Comunicazione e politica. Un binomio che ha sempre caratterizzato la storia dell’umanità e indirizzato le linee del potere. Ma mai come in questi anni dominati dai social e dal web, la questione ha assunto una centralità dirompente.
È democrazia? I fatti di Capitol Hill e non solo
Venerdì 5 febbraio siamo stati invitati dall’associazione politico/culturale Innova Rende all’evento “è democrazia? Social network, fake news, information warfare e algoritmi: come cambiano politica e società”. Un’iniziativa che ha avuto tra i relatori il nostro Rocco e che ci ha permesso di riflettere sullo stato di salute della nostra democrazia e degli ambienti digitali.
I recenti fatti di Capitol Hill, promossi da gruppi di estrema destra nati e cresciuti sul web, hanno reso necessaria infatti una discussione generale sulle distorsioni del web; problemi che in verità vengono da molto lontano ma che solo oggi generano disorientamento e preoccupazione per la vita stessa delle istituzioni democratiche.
Vita e funzionamento delle minoranze organizzate
Proprio l’assalto al Congresso degli Stati Uniti è un episodio che ci fa capire come funzionano le reti sociali con tutte le loro potenzialità e criticità. Al centro dei fatti di Washington c’è una minoranza di persone che si è mobilitata sul web tramite la diffusione di contenuti complottisti e di fake news sull’esito delle elezioni americane e che, grazie agli ambienti digitali, è riuscita a strutturarsi e a diventare sempre più pervasiva ed influente.
Non si tratta, però, di un fenomeno nuovo e circoscritto. Già alla fine del 2009, per restare in casa nostra, il cosiddetto Popolo viola e poco più avanti il Movimento 5 Stelle erano stati un esempio di come un gruppo organizzato possa incidere nella vita democratica e occupare le istituzioni partendo dal web.
Tutti questi episodi ci dicono che la rete svolge, attraverso i propri algoritmi e le proprie regole, la funzione di amplificatore delle minoranze organizzate; ma sono queste ultime ad influenzare il dibattito e a polarizzarne i contenuti grazie una grande capacità organizzativa.

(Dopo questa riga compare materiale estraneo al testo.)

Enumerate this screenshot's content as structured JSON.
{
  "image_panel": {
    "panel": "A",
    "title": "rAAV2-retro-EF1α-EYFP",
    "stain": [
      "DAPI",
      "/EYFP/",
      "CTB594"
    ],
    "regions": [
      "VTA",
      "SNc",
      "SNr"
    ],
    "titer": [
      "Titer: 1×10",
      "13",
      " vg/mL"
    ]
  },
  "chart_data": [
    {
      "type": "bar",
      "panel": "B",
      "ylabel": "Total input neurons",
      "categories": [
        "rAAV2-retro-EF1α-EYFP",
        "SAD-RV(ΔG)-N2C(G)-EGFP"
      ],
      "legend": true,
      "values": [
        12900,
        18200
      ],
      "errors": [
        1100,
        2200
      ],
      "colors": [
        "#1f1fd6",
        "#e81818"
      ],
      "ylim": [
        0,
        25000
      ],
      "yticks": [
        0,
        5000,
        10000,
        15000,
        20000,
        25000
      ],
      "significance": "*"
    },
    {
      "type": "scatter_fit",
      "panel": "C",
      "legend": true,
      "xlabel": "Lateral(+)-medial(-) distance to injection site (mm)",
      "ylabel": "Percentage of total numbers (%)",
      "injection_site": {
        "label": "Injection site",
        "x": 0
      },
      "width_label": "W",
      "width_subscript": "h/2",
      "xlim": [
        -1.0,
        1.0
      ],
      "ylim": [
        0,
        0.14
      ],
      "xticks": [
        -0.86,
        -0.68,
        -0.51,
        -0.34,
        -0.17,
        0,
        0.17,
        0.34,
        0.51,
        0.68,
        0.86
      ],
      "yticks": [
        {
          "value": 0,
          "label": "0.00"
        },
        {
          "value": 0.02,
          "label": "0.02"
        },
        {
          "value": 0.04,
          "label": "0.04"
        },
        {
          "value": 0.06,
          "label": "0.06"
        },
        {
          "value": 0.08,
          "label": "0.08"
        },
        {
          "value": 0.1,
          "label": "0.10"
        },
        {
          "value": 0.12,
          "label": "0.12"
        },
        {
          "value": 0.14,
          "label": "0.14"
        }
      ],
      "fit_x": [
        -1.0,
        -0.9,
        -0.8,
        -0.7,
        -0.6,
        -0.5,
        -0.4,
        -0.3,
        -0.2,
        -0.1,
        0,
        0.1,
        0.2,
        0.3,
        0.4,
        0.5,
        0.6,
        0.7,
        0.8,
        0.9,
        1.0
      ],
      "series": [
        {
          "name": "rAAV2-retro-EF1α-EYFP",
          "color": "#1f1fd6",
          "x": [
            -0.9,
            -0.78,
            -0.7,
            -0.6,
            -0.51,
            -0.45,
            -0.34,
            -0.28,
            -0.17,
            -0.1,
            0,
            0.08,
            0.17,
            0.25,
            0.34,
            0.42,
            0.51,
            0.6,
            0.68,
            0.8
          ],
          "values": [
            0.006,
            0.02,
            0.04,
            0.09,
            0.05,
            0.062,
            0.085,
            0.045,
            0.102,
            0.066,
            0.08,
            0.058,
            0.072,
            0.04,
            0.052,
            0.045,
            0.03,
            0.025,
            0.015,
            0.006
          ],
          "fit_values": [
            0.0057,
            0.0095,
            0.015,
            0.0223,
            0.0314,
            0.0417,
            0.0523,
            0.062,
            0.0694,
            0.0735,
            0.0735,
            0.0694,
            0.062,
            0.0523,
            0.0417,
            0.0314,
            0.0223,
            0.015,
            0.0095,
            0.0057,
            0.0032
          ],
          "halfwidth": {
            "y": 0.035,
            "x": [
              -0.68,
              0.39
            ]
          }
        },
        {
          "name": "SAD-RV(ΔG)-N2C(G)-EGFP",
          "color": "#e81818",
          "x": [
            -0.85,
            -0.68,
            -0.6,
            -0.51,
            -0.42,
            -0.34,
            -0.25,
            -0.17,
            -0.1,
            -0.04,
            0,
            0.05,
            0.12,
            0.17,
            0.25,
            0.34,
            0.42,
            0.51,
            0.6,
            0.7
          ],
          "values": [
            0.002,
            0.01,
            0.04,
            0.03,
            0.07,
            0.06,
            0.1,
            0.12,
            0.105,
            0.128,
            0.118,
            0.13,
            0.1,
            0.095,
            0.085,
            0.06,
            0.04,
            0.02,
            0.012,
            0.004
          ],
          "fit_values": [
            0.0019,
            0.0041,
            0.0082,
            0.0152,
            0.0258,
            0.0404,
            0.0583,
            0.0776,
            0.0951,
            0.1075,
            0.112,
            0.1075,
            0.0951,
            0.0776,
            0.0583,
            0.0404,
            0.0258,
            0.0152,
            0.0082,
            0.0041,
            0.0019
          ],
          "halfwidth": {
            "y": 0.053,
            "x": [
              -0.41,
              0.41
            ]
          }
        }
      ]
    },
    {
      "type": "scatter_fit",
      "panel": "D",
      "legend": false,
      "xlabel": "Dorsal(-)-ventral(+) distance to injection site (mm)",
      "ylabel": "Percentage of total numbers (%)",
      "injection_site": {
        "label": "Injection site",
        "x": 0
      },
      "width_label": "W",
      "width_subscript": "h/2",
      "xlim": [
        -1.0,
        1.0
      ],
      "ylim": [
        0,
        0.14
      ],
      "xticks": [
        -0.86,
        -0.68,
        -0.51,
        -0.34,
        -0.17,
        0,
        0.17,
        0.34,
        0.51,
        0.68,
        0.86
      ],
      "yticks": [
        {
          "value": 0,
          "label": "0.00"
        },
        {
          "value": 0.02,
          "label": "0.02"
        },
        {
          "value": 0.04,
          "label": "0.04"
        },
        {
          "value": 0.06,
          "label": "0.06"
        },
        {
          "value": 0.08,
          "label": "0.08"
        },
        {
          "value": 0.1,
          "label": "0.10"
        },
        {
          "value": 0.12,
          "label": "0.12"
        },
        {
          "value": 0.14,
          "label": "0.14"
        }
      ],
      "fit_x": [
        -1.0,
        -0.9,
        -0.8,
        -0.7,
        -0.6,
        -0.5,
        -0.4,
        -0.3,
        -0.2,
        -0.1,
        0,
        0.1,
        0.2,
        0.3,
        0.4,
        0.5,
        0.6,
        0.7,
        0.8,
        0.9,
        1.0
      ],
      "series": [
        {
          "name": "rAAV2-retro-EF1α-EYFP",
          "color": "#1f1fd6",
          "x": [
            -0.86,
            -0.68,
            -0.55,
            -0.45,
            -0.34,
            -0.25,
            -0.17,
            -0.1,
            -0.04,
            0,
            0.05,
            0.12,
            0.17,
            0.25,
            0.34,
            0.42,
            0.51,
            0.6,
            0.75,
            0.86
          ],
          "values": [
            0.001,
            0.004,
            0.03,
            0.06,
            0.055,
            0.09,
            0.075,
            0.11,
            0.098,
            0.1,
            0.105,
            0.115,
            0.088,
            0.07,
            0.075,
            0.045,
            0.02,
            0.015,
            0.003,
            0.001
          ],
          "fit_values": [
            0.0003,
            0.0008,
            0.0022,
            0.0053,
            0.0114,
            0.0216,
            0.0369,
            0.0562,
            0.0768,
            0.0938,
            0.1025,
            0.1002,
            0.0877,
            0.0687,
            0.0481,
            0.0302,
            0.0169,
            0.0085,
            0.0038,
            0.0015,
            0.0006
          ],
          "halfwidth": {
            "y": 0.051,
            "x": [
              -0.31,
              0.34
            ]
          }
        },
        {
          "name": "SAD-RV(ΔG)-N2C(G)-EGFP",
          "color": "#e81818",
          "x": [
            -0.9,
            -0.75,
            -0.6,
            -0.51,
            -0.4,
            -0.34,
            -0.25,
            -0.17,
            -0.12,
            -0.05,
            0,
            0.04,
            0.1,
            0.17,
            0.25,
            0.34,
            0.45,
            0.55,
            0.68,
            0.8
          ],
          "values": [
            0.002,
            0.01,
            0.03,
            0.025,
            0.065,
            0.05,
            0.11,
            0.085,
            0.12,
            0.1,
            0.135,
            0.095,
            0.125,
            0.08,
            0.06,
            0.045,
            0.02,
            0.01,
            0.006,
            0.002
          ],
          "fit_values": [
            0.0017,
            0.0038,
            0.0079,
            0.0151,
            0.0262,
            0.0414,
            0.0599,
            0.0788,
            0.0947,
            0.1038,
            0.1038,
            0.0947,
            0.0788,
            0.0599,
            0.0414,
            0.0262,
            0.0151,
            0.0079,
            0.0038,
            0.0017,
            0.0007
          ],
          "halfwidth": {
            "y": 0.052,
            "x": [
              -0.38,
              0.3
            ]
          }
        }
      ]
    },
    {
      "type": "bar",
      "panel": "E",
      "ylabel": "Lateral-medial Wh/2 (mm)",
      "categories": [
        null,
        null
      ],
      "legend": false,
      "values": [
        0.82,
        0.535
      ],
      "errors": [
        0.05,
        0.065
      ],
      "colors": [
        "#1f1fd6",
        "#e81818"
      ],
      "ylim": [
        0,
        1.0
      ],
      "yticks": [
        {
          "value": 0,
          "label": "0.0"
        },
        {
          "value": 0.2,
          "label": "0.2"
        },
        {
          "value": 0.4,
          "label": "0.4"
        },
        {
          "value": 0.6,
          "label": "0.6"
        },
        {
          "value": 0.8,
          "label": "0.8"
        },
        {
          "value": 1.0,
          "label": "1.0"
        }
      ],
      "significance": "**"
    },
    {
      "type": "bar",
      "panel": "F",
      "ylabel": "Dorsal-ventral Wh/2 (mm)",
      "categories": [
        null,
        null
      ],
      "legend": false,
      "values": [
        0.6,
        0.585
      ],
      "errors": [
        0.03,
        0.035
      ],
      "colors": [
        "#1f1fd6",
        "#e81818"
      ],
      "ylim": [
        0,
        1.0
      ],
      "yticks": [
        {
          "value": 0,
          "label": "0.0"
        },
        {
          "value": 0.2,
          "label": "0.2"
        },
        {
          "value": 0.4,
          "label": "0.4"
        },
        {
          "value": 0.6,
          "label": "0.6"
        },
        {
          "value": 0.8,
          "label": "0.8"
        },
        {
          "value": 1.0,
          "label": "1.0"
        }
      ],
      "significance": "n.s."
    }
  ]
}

Il compito della politica deve essere quello di regolare (non subire) questi fenomeni attraverso la propria autorevolezza. Ma non sempre questo accade.
Il politico follower
I social, essendo un enorme megafono disintermediato delle opinioni, offrono ai politici la grande opportunità di influenzare e modificare la percezione comune. Questa influenza, però, può essere esercitata in due modi. Il politico può decidere, ad esempio, di utilizzare la propria autorevolezza, la propria competenza o il proprio carisma per dettare in prima persona l’agenda.
In questo caso abbiamo davanti un vero “influencer”, ovvero una persona in grado di influenzare le opinioni e le azioni delle persone. La storia è piena di politici e personalità pubbliche che sono stati influenti, ben prima dell’avvento dei social. Da John Kennedy a Gandhi, passando per Martin Luther King, Margaret Thatcher e Barack Obama.
La maggior parte dei politici odierni, però, specie in Italia, non rientra in questa categoria. Appartiene semmai ad una tipologia di influencer che potremmo definire come “follower”, ovvero colui che letteralmente segue il sentire comune, magari tramite appositi tool di misurazione del sentiment online, e si fa influenzare da esso.
Capite bene che si tratta di una differenza sostanziale tra chi utilizza la comunicazione e le sue innovazioni per indicare una strada e chi invece sceglie di rincorrere le idee di altre minoranze organizzate. Quello di Donald Trump e del Partito Repubblicano americano è un esempio calzante da questo punto di vista.
Negli ultimi anni l’ex presidente degli Stati Uniti e molti esponenti del GOP hanno scelto di “strizzare l’occhiolino” ai gruppi estremisti e complottisti dell’alt right americana, ritenendo che la polarizzazione della contesa politica potesse favorirli. E così è stato, almeno per un periodo di tempo.
Il risultato, però, è stato devastante per la coesione sociale e la solidità delle istituzioni democratiche americane. Ecco perché la politica del following, per quanto sempre più diffusa e vincente nel breve periodo, rischia di essere pericolosa se non riscopriamo al più presto il valore del dialogo, dell’unità e della comprensione anche negli ambienti digitali.